In the past, a more typical direction of travel of ideas in ELT was from English-dominant countries like the UK and the USA outwards to ‘developing’ countries. What we might be seeing here, on the other hand, is a new kind of process, pioneered within the EVO but since furthered during the Covid-19 pandemic (e.g. within the International Festival of Teacher-Research 2021: https://trfestival.wordpress.com/2021-events; see also Smith et al., 2022), whereby teacher-research and mentoring experiences from Global South settings get shared with teachers and mentors in comparable contexts more than previously, via the new affordances of international online networking.

Nevertheless, the wider relevance or otherwise of the ideas presented here—derived, as they are, mainly from practice in particular project contexts—needs to continue to be confronted with other realities and perceptions, with a view to guarding against the dogmatism which has characterised ELT claims to universality in the past. At the time of writing, this is being achieved via active discussions among mentors in the international support group mentioned above, with possible implications for eventual modification and critical adaptation of the framework I have presented.

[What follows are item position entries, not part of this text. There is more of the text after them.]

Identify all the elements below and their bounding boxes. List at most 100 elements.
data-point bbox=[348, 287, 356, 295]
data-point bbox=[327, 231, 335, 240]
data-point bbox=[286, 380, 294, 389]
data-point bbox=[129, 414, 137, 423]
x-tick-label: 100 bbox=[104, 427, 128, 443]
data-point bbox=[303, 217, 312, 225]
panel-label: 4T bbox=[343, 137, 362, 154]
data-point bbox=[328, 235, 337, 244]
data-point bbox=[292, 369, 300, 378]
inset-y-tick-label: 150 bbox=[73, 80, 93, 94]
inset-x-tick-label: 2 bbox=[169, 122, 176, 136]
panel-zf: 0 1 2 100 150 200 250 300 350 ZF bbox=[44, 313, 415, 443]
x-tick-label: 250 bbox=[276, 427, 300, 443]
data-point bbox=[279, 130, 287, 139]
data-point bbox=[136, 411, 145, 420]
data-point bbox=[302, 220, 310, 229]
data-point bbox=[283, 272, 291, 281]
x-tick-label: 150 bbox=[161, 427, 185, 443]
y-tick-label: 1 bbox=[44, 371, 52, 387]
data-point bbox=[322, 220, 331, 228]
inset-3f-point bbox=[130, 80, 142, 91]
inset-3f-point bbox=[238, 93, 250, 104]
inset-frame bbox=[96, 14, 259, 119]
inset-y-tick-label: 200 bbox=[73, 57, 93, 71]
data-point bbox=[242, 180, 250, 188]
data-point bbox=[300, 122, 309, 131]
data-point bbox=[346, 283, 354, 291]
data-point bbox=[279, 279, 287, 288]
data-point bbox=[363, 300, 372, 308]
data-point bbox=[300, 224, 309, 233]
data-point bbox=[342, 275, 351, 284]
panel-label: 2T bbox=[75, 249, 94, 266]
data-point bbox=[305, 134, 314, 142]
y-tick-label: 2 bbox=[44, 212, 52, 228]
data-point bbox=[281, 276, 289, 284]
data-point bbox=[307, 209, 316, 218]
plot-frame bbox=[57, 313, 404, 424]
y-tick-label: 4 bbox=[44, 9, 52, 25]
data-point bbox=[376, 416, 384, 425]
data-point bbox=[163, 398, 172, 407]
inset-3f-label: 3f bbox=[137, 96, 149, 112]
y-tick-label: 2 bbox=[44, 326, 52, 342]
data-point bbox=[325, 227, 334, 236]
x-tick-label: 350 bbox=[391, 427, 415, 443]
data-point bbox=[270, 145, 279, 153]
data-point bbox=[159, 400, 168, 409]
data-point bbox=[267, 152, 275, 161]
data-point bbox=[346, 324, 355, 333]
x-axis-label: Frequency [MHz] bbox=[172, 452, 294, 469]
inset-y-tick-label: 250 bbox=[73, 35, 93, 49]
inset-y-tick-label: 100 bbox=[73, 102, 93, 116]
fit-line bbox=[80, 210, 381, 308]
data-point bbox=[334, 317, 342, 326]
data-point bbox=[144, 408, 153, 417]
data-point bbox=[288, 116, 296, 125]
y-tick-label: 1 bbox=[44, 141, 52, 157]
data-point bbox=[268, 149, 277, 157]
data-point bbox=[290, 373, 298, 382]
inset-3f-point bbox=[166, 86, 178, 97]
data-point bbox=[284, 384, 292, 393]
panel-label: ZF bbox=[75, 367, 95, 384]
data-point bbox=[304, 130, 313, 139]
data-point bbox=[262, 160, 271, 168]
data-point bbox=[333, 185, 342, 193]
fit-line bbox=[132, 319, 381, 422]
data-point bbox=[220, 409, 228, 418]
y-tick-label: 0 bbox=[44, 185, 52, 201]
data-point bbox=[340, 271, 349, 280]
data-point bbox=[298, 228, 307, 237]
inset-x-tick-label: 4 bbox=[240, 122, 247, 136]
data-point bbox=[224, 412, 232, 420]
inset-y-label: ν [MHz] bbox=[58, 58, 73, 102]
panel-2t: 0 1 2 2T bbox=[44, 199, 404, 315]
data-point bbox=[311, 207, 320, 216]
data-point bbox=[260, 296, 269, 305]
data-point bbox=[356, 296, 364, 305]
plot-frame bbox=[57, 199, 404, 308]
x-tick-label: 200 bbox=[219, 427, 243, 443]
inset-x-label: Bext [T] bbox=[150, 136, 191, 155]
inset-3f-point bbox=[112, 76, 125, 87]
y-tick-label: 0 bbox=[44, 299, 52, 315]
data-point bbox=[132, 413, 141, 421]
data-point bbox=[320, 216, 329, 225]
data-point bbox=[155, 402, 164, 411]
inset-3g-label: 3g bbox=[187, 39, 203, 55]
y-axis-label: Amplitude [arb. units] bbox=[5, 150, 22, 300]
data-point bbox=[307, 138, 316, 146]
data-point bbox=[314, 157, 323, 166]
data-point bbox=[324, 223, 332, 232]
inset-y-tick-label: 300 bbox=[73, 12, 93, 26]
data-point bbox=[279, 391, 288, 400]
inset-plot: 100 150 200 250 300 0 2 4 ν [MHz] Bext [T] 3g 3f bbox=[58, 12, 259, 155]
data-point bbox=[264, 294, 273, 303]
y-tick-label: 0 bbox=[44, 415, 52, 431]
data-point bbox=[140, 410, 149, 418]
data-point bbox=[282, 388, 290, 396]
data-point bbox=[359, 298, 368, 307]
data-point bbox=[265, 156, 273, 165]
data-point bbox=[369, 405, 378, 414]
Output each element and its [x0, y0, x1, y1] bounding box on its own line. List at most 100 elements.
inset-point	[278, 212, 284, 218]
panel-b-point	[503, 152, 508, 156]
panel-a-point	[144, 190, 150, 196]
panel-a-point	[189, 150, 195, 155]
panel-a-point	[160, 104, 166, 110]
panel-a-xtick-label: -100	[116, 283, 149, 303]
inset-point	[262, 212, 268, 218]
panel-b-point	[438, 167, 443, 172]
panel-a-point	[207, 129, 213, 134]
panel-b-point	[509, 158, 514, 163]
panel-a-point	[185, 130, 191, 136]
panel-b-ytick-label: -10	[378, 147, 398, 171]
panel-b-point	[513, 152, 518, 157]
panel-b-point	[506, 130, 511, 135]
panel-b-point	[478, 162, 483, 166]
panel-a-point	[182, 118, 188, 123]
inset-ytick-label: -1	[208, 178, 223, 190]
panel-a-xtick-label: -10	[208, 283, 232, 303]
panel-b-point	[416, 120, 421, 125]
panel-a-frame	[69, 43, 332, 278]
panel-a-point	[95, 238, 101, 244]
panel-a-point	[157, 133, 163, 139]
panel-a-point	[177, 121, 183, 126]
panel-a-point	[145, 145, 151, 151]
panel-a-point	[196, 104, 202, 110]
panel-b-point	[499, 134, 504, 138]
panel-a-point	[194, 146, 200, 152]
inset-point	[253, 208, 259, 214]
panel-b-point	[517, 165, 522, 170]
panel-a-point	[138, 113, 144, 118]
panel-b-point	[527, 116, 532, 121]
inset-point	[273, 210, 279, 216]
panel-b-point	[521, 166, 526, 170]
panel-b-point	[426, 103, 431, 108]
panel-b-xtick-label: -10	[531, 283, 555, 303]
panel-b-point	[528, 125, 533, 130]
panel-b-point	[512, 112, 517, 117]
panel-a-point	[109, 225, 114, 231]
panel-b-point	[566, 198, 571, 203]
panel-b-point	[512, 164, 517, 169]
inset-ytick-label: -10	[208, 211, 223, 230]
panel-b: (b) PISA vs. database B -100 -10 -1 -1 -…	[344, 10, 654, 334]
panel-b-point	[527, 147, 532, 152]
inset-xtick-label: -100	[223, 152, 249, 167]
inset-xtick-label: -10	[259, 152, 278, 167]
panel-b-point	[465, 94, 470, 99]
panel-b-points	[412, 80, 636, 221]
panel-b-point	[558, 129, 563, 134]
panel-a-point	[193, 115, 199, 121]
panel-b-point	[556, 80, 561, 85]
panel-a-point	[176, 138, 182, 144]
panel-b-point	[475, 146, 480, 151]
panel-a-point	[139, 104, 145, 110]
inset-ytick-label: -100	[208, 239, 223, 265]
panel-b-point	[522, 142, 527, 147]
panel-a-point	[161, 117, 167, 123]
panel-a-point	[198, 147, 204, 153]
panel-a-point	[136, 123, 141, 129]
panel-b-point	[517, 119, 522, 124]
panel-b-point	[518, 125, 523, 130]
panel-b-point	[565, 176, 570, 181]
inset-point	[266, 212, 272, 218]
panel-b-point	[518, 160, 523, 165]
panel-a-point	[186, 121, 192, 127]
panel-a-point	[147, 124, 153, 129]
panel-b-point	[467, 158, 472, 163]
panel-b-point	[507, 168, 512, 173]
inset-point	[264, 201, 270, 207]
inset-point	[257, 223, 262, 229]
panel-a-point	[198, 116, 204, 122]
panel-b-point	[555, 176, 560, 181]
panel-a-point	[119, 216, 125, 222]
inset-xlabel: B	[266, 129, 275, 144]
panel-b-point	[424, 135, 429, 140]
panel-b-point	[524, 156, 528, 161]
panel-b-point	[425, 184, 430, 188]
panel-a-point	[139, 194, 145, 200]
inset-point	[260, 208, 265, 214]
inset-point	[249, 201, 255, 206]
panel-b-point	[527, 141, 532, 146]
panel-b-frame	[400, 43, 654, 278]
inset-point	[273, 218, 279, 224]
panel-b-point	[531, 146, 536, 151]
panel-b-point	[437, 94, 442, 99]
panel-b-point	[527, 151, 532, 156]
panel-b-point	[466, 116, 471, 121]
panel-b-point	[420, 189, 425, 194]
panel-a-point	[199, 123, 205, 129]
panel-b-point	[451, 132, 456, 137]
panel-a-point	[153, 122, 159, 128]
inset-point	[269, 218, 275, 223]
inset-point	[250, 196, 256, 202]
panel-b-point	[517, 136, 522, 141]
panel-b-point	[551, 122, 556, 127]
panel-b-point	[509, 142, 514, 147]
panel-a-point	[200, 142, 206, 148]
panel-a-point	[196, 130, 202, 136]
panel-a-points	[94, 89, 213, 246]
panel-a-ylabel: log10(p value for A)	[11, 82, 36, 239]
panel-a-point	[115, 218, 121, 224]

Whether or not it can be called ‘genuinely global’ (in distinction with falsely global products presented as universally relevant but in fact best matching Global North conditions), the guidance for teacher-research mentoring which has been reported on here, precisely because it is based on situated experience in Chile, India and Nepal, has been well-received, appears adaptable to various situations, and, for now at least, seems to be serving a useful role in helping to facilitate the voluntary take-up of teacher-research in other Global South primary and secondary school contexts.

Engagement Priorities

  • If you mentor teacher-research, how closely does your work align with the framework proposed in this chapter?

  • Which parts of the framework are most important to you as a mentor (or prospective mentor) of teacher-research?

  • Is there anything you would add to the framework in your own context?